I'm planning for a 120 GB SSD ~ 5 k.

Now some reading led to a few doubts which I would like to share:

1. Some users have added the SSD's as the 2nd HDD by using it in the DVD Drive bay which is definitely an interesting idea. Is it advisable or better to switch the HDD ?

2. OS X Yosemite has introduced a new security feature disabling TRIM : Yosemite upgrade stops Macs with aftermarket SSDs from booting | Apple | Geek.com

Lastly which is the most VFM & reliable SSD 120GB available these days ?? Samsung Evo 120gb ~ 4.6k (3 Year Warr) & Intel 520 120gb ~ 5k (5yr Warr) ? 

Thanks


----------



## topgear (Nov 18, 2014)

Personally I believe that combo of HDD + SSD is the best. Keep OS, frquently used app or game on SSD and everything else HDD. Bwtween two get the Intel SSD.


----------



## beanstalk_230 (Nov 19, 2014)

After looking at the no. Of problems people are facing with Intel Ssd + Macbook i decided to go with Samsung Evo 840 120gb. I hope the decision works out okay even though i had to let go of 2yrs extra warranty provided by Intel.


----------



## Gollum (Nov 19, 2014)

beanstalk_230 said:


> After looking at the no. Of problems people are facing with Intel Ssd + Macbook i decided to go with Samsung Evo 840 120gb. I hope the decision works out okay even though i had to let go of 2yrs extra warranty provided by Intel.
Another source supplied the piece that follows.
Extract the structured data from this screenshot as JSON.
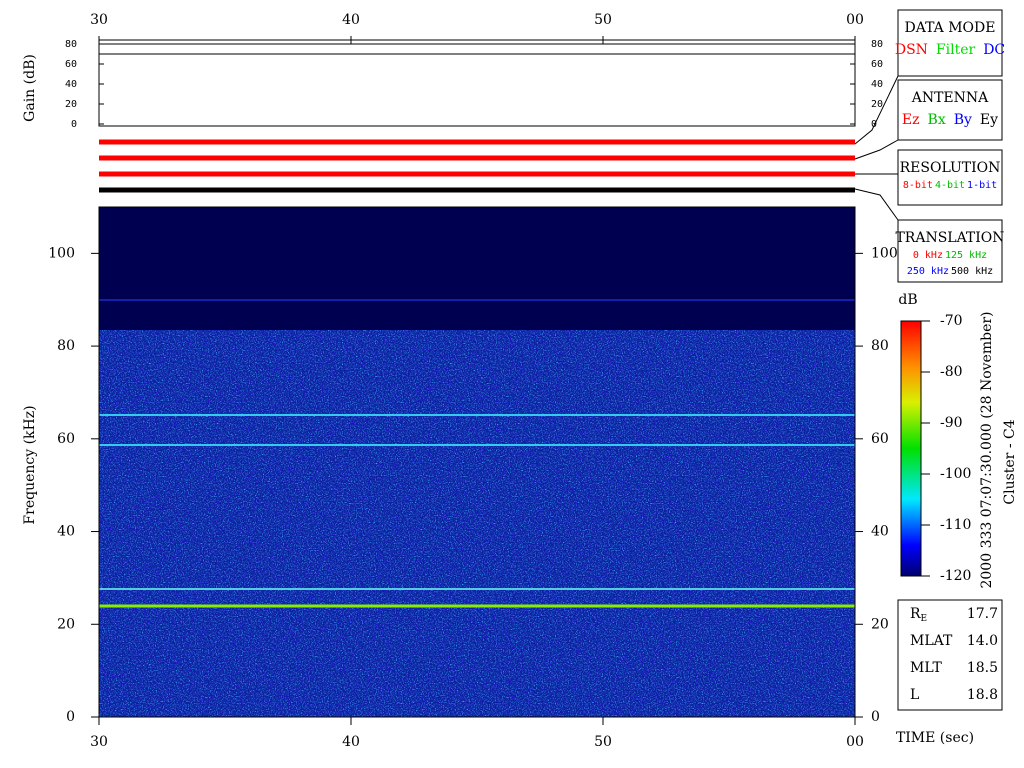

You will be surprised when you learn how many ppl have issues with the evo 840


----------



## $hadow (Nov 19, 2014)

For this minute difference I would suggest Intel ssd.


----------



## beanstalk_230 (Nov 19, 2014)

Actually Intel 520 had some MB recognition issues with my laptop board & therefore I ordered samsung after cancelling the Intel order. Ordered through Amazon.in. Hopefully they have a replacement / return policy if it does not work. Will have to wait & watch.


----------